I don't believe that a ban on alcohol would work though. One of the earliest inventions of man was beer and wine. For all I know, after a hard day of hunting, cave men may have gotten tanked. But the government could mount a campaign to make alcohol an inappropiate substance. And leave the people who use relatively harmless substances alone. FYI, I indulge in neither.

Government-enforced prohibition was one of the worst policies our country has ever attempted to maintain. Americans and beer have deep, old cultural ties - going back to the original settling of America, where hordes of German immigrants brought the relatively simple process of distilling beer with them. Our abundance of unexploited natural resources and status as the only hub of "civilization" in the New World early on helped create a huge alcohol trade without which the American economy might never have evolved into an industrial-trade system.

Marijuana doesn't have anywhere near the kinds of cultural roots alcohol does, and in typical fashion we treat with fear that which we don't know and embrace. Irrational fear has been attributed to plenty of substances and still is to this day - aside from marijuana, absynthe comes to mind.
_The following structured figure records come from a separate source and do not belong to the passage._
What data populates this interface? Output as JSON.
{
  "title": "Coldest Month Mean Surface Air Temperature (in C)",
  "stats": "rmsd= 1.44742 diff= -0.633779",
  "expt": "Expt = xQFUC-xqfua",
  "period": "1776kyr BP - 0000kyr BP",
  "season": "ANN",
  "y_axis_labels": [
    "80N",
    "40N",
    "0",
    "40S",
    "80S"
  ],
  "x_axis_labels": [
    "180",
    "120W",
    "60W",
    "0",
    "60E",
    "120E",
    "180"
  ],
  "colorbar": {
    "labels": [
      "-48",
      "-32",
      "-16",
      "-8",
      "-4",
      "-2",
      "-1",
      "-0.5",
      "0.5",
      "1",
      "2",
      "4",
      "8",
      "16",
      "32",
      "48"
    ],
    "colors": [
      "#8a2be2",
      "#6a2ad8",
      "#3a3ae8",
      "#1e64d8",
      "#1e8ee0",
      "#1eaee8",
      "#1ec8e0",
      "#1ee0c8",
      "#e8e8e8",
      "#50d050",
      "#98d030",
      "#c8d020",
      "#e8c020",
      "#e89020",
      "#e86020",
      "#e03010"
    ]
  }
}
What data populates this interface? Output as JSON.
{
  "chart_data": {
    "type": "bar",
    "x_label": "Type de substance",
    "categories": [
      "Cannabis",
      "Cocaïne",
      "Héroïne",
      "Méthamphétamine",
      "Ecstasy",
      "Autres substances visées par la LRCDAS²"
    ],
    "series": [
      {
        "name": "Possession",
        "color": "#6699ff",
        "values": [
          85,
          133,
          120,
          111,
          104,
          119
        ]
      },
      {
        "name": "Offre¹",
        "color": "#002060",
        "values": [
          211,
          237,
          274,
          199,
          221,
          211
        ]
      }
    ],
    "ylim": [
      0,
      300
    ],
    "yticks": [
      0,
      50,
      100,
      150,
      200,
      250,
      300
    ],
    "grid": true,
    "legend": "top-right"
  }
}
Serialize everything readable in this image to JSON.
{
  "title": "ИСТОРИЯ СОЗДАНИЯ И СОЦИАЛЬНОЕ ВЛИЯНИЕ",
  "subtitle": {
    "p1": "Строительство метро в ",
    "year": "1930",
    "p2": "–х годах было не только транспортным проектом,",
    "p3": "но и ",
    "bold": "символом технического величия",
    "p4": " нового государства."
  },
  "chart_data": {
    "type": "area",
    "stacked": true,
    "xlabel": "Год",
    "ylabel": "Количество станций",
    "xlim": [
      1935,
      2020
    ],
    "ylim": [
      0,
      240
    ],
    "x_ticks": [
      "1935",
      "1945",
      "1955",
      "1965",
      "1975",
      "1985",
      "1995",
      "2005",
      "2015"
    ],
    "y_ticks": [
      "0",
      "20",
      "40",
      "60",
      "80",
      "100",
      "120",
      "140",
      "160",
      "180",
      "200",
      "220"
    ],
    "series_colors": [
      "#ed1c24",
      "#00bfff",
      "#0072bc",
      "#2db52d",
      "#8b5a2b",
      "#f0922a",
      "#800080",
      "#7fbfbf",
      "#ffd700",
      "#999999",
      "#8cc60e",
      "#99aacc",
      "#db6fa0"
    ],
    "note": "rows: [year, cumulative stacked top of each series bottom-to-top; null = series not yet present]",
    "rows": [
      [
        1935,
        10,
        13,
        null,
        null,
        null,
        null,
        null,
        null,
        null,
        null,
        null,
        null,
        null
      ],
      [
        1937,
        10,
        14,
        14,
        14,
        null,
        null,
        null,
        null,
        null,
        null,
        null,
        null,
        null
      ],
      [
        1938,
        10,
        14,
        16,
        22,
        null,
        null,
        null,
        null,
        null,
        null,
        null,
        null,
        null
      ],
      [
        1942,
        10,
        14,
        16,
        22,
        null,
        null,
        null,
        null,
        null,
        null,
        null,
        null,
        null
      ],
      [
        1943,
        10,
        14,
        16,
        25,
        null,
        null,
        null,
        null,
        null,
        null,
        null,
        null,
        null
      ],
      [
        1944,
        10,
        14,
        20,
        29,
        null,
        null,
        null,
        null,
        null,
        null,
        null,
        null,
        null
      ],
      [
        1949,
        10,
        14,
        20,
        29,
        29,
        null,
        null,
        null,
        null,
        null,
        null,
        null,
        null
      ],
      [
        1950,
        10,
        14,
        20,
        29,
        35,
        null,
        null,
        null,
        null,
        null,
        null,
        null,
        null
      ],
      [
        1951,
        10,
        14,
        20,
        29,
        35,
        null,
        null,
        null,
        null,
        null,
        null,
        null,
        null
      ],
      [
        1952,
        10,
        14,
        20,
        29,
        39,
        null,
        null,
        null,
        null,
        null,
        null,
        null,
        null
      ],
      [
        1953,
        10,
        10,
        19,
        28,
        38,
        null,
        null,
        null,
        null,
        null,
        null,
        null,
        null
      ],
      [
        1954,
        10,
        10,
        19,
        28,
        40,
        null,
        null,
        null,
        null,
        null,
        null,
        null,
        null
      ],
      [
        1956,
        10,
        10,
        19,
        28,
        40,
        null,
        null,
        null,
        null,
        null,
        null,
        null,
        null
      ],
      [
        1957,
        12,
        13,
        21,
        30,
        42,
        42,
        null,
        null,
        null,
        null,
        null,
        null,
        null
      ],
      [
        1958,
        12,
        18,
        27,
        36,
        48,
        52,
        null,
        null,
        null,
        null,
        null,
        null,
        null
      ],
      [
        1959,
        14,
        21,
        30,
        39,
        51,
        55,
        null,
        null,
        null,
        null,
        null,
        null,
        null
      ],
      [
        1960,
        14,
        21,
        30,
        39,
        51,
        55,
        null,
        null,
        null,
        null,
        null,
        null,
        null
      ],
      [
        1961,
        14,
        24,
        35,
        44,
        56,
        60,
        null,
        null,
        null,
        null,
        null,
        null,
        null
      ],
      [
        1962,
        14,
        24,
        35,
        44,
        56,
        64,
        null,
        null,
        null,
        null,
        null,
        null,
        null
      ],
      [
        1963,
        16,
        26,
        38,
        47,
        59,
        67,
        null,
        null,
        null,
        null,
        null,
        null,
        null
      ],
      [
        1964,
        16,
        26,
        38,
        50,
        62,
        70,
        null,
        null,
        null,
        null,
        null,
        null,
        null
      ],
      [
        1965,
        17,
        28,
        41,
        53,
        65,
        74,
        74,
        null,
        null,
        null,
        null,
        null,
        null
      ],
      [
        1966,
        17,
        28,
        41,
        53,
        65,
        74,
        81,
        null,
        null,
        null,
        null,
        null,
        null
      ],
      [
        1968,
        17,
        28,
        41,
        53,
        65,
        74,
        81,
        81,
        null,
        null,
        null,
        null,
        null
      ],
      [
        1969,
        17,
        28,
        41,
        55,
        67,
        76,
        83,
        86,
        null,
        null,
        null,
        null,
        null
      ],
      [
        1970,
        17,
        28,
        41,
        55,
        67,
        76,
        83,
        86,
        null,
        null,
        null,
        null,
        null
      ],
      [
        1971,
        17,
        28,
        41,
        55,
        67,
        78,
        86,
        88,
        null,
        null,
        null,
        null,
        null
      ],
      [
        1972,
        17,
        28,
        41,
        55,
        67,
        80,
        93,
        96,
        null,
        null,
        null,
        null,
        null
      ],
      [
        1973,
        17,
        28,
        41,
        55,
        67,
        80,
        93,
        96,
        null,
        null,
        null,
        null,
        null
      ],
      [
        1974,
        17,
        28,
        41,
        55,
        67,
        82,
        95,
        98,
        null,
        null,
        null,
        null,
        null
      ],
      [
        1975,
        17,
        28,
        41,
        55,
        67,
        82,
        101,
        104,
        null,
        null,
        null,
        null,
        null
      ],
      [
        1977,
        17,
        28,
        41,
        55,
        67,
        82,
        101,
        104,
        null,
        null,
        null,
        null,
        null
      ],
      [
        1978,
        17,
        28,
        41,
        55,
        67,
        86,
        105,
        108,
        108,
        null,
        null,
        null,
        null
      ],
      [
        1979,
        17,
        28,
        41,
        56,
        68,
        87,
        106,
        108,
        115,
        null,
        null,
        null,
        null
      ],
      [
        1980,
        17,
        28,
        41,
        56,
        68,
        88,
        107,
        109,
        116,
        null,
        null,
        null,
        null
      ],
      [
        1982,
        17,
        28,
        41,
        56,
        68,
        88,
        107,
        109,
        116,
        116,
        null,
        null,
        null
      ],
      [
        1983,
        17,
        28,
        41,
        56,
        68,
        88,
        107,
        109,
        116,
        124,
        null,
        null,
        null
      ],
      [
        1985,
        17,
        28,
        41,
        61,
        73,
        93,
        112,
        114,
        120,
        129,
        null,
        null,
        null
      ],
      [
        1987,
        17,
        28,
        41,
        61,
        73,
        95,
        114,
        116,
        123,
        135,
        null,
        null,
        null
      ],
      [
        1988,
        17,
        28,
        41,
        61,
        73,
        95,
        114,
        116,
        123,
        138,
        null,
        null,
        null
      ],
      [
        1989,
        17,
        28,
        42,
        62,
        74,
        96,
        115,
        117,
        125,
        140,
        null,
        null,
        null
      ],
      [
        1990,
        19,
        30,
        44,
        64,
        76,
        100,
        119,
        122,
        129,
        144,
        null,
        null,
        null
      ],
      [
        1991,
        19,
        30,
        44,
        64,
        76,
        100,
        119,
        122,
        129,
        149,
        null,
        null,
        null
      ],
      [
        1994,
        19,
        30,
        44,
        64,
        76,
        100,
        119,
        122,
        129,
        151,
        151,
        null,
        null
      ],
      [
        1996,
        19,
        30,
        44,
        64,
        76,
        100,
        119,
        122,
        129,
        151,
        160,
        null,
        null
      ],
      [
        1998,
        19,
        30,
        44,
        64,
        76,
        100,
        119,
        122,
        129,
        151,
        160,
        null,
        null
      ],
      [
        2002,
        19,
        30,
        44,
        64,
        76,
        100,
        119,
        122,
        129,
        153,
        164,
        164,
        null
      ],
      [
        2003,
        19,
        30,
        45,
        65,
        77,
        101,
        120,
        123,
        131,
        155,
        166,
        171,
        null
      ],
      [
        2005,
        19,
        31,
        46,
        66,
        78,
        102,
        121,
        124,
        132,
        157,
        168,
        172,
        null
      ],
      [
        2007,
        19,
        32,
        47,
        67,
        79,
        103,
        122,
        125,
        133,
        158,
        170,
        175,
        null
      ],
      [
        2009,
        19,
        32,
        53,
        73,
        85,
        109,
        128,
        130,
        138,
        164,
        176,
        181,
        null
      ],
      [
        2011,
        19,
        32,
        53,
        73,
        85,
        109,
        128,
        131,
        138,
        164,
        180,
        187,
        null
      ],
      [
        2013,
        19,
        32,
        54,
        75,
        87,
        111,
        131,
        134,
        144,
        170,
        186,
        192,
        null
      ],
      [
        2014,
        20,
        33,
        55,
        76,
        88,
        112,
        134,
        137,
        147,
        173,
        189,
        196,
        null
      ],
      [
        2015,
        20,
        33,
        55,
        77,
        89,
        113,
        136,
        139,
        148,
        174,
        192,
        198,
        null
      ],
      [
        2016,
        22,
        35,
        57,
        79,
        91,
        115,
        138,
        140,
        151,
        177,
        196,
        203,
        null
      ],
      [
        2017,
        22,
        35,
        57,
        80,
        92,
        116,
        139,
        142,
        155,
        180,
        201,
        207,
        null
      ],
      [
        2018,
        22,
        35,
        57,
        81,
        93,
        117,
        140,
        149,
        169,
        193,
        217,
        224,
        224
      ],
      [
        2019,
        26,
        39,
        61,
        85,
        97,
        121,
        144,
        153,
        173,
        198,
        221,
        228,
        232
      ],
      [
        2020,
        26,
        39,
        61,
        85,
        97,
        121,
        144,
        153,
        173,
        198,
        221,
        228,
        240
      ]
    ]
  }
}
Prohibition of alcohol worked poorly because so many people wanted it. Prohibition of marijuana works only tenuously (and then, not exactly "well") because, while the crowds are thinner than the alcohol-drinking bunch, there are still a lot of people out there who want it. The crowds that clamored for the end of Prohibition in the teens, 20s, and 30s didn't give a damn about health-related problems; why should the present-day cannabis crowd?